The cost of living is a factor in attracting new industry. Certainly all other things being equal, a community with a lower cost of living might have an edge over competitors. But it is likely that a number of other factors rank higher when it comes to site selection.
“It is part of the criteria,” said John H. Turner, director of economic development, Entergy Mississippi. “We do use the statistical data that is generated, and we consider a lower cost of living a strength for Mississippi It is a factor that is looked at directly and indirectly. Most of the time, it is more an indirect than a direct issue. It really depends on the type of prospect that you are dealing with whether an industrial manufacturer, an automotive supplier or a data center, for example.”
There is a correlation between what a business needs to pay employees and what it takes to live in a community. Turner said an example right now within the State of Mississippi is the cost of living in DeSoto County is higher than other parts of rural Mississippi.
“It is just a natural phenomenon with the growth in DeSoto County that the cost of living would trend higher,” Turner said.
The quality and availability of the workforce is often the top consideration. And sometimes cost of living factors into that. Turner said in a project they worked on recently, the consultant looked at cost of living as key factor because the prospect he was representing was looking for a workforce with an average salary range of $35,000 to $40,000 per year.
“The cost of living would have a big impact on where they could go and find that type of workforce,” Turner said.
The cost of doing business in the community is usually a bigger overall consideration. Prospects always look at cost of doing business factors such as labor rates. Turner said cost of labor is one reason for the large growth in the automotive industry in the Southeast.
“You don’t have to pay people as much if it doesn’t cost as much to live here,” Turner said. “Fifty thousand per year is worth a lot more here than it is in Detroit, Mich.”
Brenda Lathan, director of research and business development, Columbus-Lowndes County Link, said cost of living seldom works into the equation early in the hunt.
“As far as initial attraction, it doesn’t come into play at all,” Lathan said. “Cost of doing business is a factor. Cost of living isn’t. Wages are more important. The South has lower costs for labor and benefits. They are going to look at the availability of workers and the average wages of workers. They are very interested in unemployment numbers and the availability of workers.

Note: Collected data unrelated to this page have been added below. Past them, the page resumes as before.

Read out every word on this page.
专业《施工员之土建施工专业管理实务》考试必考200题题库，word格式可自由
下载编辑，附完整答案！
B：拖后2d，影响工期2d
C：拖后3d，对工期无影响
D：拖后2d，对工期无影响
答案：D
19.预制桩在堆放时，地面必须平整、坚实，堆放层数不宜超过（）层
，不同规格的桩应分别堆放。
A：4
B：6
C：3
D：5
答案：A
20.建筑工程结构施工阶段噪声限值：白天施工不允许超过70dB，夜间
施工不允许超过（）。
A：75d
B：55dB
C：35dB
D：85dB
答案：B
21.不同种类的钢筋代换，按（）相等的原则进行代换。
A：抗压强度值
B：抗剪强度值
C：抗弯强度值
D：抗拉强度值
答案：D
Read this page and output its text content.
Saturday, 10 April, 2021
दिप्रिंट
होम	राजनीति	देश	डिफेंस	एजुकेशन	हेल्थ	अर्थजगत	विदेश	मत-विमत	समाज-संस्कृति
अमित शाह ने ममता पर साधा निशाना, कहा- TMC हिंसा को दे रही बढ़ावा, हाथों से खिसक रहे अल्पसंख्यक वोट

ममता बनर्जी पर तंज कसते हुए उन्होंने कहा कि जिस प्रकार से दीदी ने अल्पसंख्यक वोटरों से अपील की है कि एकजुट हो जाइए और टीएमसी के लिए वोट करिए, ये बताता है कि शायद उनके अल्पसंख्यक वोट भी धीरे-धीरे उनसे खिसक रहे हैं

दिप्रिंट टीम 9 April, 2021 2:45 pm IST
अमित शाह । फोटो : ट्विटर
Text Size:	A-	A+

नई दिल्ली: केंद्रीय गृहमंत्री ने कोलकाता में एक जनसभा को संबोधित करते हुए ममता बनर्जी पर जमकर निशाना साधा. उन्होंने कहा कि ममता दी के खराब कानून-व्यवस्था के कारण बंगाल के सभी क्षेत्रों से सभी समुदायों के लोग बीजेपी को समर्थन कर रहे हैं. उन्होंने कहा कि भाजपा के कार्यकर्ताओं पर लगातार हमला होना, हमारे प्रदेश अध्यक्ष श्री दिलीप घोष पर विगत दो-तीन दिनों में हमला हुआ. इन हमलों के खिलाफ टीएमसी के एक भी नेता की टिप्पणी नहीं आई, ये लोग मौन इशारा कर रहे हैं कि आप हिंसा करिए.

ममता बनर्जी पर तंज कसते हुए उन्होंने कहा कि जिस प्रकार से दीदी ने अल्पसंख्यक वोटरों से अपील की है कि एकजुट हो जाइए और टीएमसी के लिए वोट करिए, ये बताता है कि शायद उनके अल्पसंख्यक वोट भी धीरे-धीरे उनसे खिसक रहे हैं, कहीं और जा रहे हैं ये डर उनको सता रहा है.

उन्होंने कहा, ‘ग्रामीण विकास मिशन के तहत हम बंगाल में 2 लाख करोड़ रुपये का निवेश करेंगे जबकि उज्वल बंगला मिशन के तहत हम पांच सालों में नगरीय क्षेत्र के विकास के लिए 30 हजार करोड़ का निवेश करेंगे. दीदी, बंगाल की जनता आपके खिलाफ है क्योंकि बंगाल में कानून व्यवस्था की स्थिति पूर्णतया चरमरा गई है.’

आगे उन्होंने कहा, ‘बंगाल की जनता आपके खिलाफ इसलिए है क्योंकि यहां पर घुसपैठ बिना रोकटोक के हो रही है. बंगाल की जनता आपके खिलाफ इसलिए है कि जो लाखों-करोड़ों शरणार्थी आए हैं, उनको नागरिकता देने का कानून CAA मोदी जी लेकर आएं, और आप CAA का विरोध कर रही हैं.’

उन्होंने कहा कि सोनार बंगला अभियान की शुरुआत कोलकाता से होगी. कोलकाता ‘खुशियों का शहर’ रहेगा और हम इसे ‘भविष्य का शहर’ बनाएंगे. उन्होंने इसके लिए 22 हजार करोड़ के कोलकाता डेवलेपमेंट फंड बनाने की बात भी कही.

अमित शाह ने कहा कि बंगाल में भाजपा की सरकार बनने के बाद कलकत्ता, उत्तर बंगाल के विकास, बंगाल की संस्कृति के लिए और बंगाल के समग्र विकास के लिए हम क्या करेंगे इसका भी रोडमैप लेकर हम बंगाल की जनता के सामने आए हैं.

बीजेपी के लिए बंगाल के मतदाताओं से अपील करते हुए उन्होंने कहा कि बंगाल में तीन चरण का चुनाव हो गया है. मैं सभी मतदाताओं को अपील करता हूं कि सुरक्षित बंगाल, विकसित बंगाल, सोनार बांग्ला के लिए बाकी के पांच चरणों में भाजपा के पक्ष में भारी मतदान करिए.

Cost of living issues may come into play later when they start bringing in workers.”
Lower costs of doing business can really make a project. For example, on the SeverCorr Project, a steel mill development in Lowndes County, lower electrical rates provided by TVA were the biggest factor that attracted them to the area, Lathan said.
Cost of living does impact economic development in areas such as attracting retirees. Arna Salazar, vice president of tourism and retirement development, Greater Starkville Development Partnership, said one of the key marketing tools to attract retirees to Mississippi is the state’s lower cost of living.
“That is the first thing that relocators are going to look at,” Salazar said. “Then they will compare it to what their salary will be if they are going to get a job. They will compare the cost of living here to where they are coming from, mainly the North, California, Florida and the Mid-West.”
“Certainly to the retirement program, the cost of living is quite important,” agrees Tommy Hart, executive director, Industrial Foundation of Washington. “Retirees are looking for a much lower cost of living area. At the same time, they want excellent health care. They want access to retail goods and services. Cost of living is something that affects everyone, every segment of the economy.”
Areas that are attractive for relocating retirees generally have a lower cost of living. Hart can think of several markets in Florida and Arizona that play off their low cost of living indexes to attract retirees.
Hart has found that cost of living is also a significant factor for new medical developments. Hospitals and medical clinics are very interested in the cost of doing business and living in the area. In turn, good health care and physicians are especially important to the retiree community.
Hart said the cost of living issue isn’t one that comes up very often with new prospects.
“It isn’t a factor that has entered into much discussion in the industrial projects we have worked on,” he said. “They ask everything else in the world. But that doesn’t seem to be a general question. The cost of energy, transportation advantages, wage and fringe benefit costs, so many more things come into the picture. Certainly if you are in competition with another community, then you will research and find out about the other community in every category imaginable. What matters is you are looking for positives to offset the negatives. I may be higher on water costs and lower on sewer costs. Everyone approaches their numbers with slightly different math. You add it up and at the bottom of the page, are you better or worse overall? I may have slightly higher transportation costs, but slightly lower labors costs and it equals out. Now you cross out most of the features and get to the critical item. Then cost of living may be very important at that point.”